Коконоподобная келья чернобагровых

Готфрид Груфт Де Кадавр
оттенков и запахов

Cocoonomorphic cell колышется, волнуясь,
Театральный занавес со всех сторон -
Шершавый, blackward crimson, складчатый и пышный.
Распахните старый шкаф и то, что в вас пахнет –
Замшисто - затхлый, мокрошерстяной парфюм
Волос покойной бабушки. Так пахнет.
Жидкий бархат траурной гуаши, океанские глубины,
Жарко. Стол и мы напротив коридоров отражений;
Дышим электричеством багровой шерсти.
Ты в миниатюрной шляпке с тлеющей фатой,
Как панихидный газ скабрезно обволакивал лицо,
сгущаясь, скатываясь углепадом ниже стоп
И льнул когтями ведьминских питомцев.
Очи вывернуты в белый наизнанку, рот
Отсутствуют, ты вечно молчалива; длинногорлая воронка
Врезана в живот твой, льешь замглистый сок
Фужеров и другой конечностью удавом, через стол
Мне обволакиваешь шею пятикратным свадебным
Кольцом, а ногтем утонченно-тонко-режущего пальца,
Будто языком змеиным чешешь и щекочешь мой висок,
Я аистовым носом тихо шмыгаю, мне нравится, что kokain тебя
Так вышезвездно ластится к промокшеслизистой.

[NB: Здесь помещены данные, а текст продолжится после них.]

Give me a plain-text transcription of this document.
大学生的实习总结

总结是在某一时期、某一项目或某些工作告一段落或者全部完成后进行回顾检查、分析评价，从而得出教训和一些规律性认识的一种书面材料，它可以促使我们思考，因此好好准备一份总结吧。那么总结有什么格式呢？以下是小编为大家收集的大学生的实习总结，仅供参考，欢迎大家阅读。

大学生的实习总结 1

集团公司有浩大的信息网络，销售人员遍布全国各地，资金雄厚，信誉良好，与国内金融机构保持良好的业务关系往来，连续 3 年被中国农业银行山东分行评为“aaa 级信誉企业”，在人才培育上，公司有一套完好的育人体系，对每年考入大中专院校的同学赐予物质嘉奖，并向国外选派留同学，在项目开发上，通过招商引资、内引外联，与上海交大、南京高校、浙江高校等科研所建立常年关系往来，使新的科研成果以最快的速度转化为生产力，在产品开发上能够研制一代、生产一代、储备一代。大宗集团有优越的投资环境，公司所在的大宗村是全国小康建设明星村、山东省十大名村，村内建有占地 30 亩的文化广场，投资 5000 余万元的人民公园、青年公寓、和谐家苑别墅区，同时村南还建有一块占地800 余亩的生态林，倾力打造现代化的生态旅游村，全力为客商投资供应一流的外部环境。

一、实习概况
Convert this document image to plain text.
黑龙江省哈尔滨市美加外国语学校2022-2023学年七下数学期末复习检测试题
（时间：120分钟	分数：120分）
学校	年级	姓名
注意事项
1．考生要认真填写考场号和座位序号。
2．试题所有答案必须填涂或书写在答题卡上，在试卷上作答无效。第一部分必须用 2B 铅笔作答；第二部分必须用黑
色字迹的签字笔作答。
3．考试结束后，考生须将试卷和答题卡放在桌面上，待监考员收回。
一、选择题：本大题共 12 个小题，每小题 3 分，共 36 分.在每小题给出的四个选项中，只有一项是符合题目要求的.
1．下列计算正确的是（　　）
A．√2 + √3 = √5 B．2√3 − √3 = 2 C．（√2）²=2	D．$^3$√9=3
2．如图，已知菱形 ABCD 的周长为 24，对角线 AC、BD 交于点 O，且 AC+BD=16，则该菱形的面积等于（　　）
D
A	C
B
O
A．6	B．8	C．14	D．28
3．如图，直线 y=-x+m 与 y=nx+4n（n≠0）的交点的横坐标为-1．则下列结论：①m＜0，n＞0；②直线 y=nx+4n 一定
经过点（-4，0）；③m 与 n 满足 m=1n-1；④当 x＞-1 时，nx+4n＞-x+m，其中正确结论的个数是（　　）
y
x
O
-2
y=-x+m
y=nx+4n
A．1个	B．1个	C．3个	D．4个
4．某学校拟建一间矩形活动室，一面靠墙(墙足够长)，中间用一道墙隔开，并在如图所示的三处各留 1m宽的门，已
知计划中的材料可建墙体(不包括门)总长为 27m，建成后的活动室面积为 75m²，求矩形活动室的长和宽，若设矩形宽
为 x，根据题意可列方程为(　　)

Ладони рук моих зашиты в лайку, прорванную острыми
И плотными ногтями, пальцы, оторвавшись, по столу,
Ползучевидно добрались до твоего лица и рук и ног, груди
И нежат, гладят, любят, сладострастят пламенно тебя.
Мое жабо стяжает челюсть с подбородком, бисером слепя
Кота, качающего примус спирта, зажигает
Алый пламень доязыческих костров. Ночная скатерть,
Окропленная бутылью и стаканами, возилась
На столе сомнамбулическим припадком спазмов.
--- Вышла тень и зазвонила в колокольчик…
Мой камзол врезался в мясо, узок;
Три мокрицы за руки с клопами, пробежав по рукаву,
Скрываются в запазуху и, отдышавшись, продолжают.
Мой цилиндр сорван с дьявольского рога, а плюмажем
Служит ломаная ветвь с нанизанными бусами мохнатых
Махаоновски-добабочных и сажных гусениц... еще извиваются.
Ты – удав, я черепаха, разевающая рот,
Манящая тебя червеподобным язычком. Дельфин,
Приди в мои ворсистые уста всем телом, заберись.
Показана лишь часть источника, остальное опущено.